Nossa Igreja está aberta. Certamente as distâncias, a especificidade do trabalho tipicamente de fronteiras é um alarme e é uma preocupação. Para as congregações que desejam enviar membros para um trabalho eu diria, aqui não é uma coisa tão terrível, não tem porque se alarmar, não tem porque ter medo porque o povo daqui tem um coração extremamente generoso, bom, cristão. Os indígenas não são indígenas que tenham uma animosidade contra nós, pelo contrário, são irmãos fraternos e então diria para as congregações que nos visitem e, possivelmente, venham aprender conosco. Nós estamos numa escola espetacular de convivência evangélica, de encontro de raças, de cultura, e etnias e isso pode favorecer extremamente as vocações dessas congregações. Daqui saíram muitas irmãs para o Brasil e nós temos seis sacerdotes da cidade. Poderiam ser dez, doze, vinte ou mais. A formação de agentes, todos os superiores sabem, é custosa, porque requer cursos, viagens, experiências e contatos. Daqui da fronteira, fazer esse tipo de preparação de agente é custoso, é dispendioso, e porquanto são viagens que custam sempre mais de um mil reais, ida e volta, daqui para Manaus e de Manaus para Brasília outro tanto. Então, se somos poucos, quero pensar diante do Divino Pai que somos o suficiente, não vejo grande problema em sermos poucos e acho que sermos poucos é a oportunidade de sermos humildes, de sermos abertos para receber a ajuda de quem queira ser irmãos nossos, viver a experiência de Deus junto conosco aqui nessa fronteira.
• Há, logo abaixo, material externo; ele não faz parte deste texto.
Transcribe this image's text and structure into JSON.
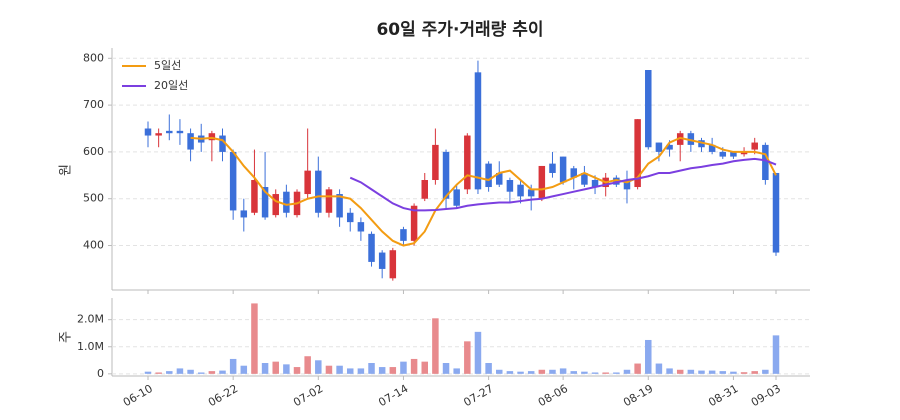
{
  "chart_data": [
    {
      "type": "candlestick",
      "title": "60일 주가·거래량 추이",
      "ylabel": "원",
      "open": [
        650,
        635,
        645,
        645,
        640,
        635,
        625,
        635,
        600,
        475,
        470,
        525,
        465,
        515,
        465,
        510,
        560,
        470,
        510,
        470,
        450,
        425,
        385,
        330,
        435,
        410,
        500,
        540,
        600,
        520,
        520,
        770,
        575,
        555,
        540,
        530,
        520,
        500,
        575,
        590,
        565,
        555,
        540,
        525,
        545,
        540,
        525,
        775,
        620,
        615,
        615,
        640,
        625,
        615,
        600,
        600,
        595,
        605,
        615,
        555
      ],
      "high": [
        665,
        650,
        680,
        670,
        650,
        660,
        645,
        650,
        605,
        500,
        605,
        600,
        520,
        530,
        520,
        650,
        590,
        525,
        520,
        480,
        460,
        430,
        390,
        395,
        440,
        490,
        555,
        650,
        605,
        530,
        640,
        795,
        580,
        580,
        545,
        540,
        530,
        570,
        600,
        590,
        570,
        570,
        550,
        555,
        550,
        560,
        670,
        775,
        620,
        625,
        645,
        645,
        630,
        630,
        610,
        600,
        610,
        630,
        620,
        555
      ],
      "low": [
        610,
        610,
        625,
        615,
        580,
        600,
        580,
        580,
        455,
        430,
        465,
        455,
        460,
        460,
        460,
        500,
        460,
        460,
        440,
        430,
        410,
        355,
        330,
        325,
        400,
        400,
        495,
        530,
        480,
        480,
        510,
        510,
        515,
        525,
        490,
        490,
        475,
        495,
        545,
        530,
        520,
        525,
        510,
        505,
        525,
        490,
        520,
        605,
        580,
        590,
        580,
        600,
        600,
        595,
        585,
        585,
        590,
        595,
        530,
        378
      ],
      "close": [
        635,
        640,
        640,
        640,
        605,
        620,
        640,
        600,
        475,
        460,
        540,
        460,
        510,
        470,
        515,
        560,
        470,
        520,
        460,
        450,
        430,
        365,
        350,
        390,
        410,
        485,
        540,
        615,
        500,
        485,
        635,
        520,
        525,
        530,
        515,
        505,
        505,
        570,
        555,
        535,
        545,
        530,
        525,
        545,
        530,
        520,
        670,
        610,
        600,
        605,
        640,
        615,
        610,
        600,
        590,
        590,
        600,
        620,
        540,
        385
      ],
      "up_color": "#d8343a",
      "down_color": "#3b6fd9",
      "series": [
        {
          "name": "5일선",
          "color": "#f39c12",
          "values": [
            null,
            null,
            null,
            null,
            630,
            628,
            630,
            625,
            600,
            570,
            545,
            515,
            495,
            487,
            490,
            500,
            505,
            505,
            505,
            500,
            480,
            455,
            430,
            410,
            400,
            405,
            430,
            475,
            505,
            530,
            550,
            545,
            540,
            555,
            560,
            540,
            520,
            520,
            525,
            535,
            545,
            555,
            545,
            535,
            540,
            535,
            545,
            575,
            590,
            620,
            630,
            625,
            620,
            615,
            605,
            600,
            600,
            600,
            595,
            550
          ]
        },
        {
          "name": "20일선",
          "color": "#7b3fe0",
          "values": [
            null,
            null,
            null,
            null,
            null,
            null,
            null,
            null,
            null,
            null,
            null,
            null,
            null,
            null,
            null,
            null,
            null,
            null,
            null,
            545,
            535,
            520,
            505,
            490,
            480,
            475,
            475,
            476,
            478,
            480,
            485,
            488,
            490,
            492,
            492,
            495,
            498,
            500,
            505,
            510,
            515,
            520,
            525,
            530,
            535,
            540,
            543,
            548,
            555,
            555,
            560,
            565,
            568,
            572,
            575,
            580,
            583,
            585,
            582,
            573
          ]
        }
      ],
      "legend": "upper left",
      "grid": true,
      "ylim": [
        305,
        822
      ],
      "yticks": [
        400,
        500,
        600,
        700,
        800
      ]
    },
    {
      "type": "bar",
      "ylabel": "주",
      "categories": [
        "06-10",
        null,
        null,
        null,
        null,
        null,
        null,
        null,
        "06-22",
        null,
        null,
        null,
        null,
        null,
        null,
        null,
        "07-02",
        null,
        null,
        null,
        null,
        null,
        null,
        null,
        "07-14",
        null,
        null,
        null,
        null,
        null,
        null,
        null,
        "07-27",
        null,
        null,
        null,
        null,
        null,
        null,
        "08-06",
        null,
        null,
        null,
        null,
        null,
        null,
        null,
        "08-19",
        null,
        null,
        null,
        null,
        null,
        null,
        null,
        "08-31",
        null,
        null,
        null,
        "09-03"
      ],
      "values": [
        80000,
        50000,
        100000,
        200000,
        150000,
        50000,
        100000,
        120000,
        550000,
        300000,
        2600000,
        400000,
        450000,
        350000,
        250000,
        650000,
        500000,
        300000,
        300000,
        200000,
        200000,
        400000,
        250000,
        250000,
        450000,
        550000,
        450000,
        2050000,
        400000,
        200000,
        1200000,
        1550000,
        400000,
        150000,
        100000,
        80000,
        100000,
        150000,
        150000,
        200000,
        100000,
        80000,
        50000,
        50000,
        50000,
        150000,
        380000,
        1250000,
        380000,
        200000,
        150000,
        150000,
        120000,
        120000,
        100000,
        80000,
        60000,
        100000,
        150000,
        1420000
      ],
      "up_color": "#e88a8d",
      "down_color": "#8aa9ef",
      "grid": true,
      "ylim": [
        -80000,
        2800000
      ],
      "yticks": [
        0,
        {
          "value": 1000000,
          "label": "1.0M"
        },
        {
          "value": 2000000,
          "label": "2.0M"
        }
      ]
    }
  ]
}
Ir. Cecília Tada - Quais são as perspectivas pastorais e evangelizadoras da diocese diante da realidade de fronteira e a partir das grandes intuições de Aparecida, que provocam um grande mutirão missionário?

Dom Alcimar
- Perspectivas que a gente vê, estão tudo aí para descobrir. Aparecida aconteceu ontem e pouca informação nós temos aqui. É uma leitura aqui ou acolá. Esse mutirão de evangelização da América Latina nos atinge em cheio, porque aqui temos a encruzilhada dessa América Latina, de um Peru que está descendo da montanha e vem para a floresta, a floresta do Departamento de Loreto, de Iquitos e uma migração que converge para a fronteira brasileira. Nossos caminhos se cruzam com os caminhos da Colômbia por causa dos fugitivos da guerrilha e dos desentendimentos dentro da Colômbia e buscam também entre nós uma convivência mais fraterna, mais tranqüila, que tem maior paz. Por nossa parte temos a todas as etnias de indígenas principalmente a tribo Tikuna, que hoje se diz a mais numerosa de todo o Brasil, com quarenta mil indígenas aproximadamente e que esperam muito de nós. Etnias como os Marubo, os Matiz, os Kanamari e uma série de etnias que estão renascendo das cinzas como os Cambebas, os Cocamas, como outros nesses nossos municípios que se julgavam extintos e que hoje, dadas às facilidades, as benesses que o governo concede aos indígenas, muitos estão querendo retomar o seu passado indígena. Essa é a meu ver uma messe, como um campo de ação muito parecido com aquilo que Aparecida indica como um caldeamento de raça dessa nossa América Latina e, portanto de desafio maior para a missionariedade da nossa Mãe Igreja.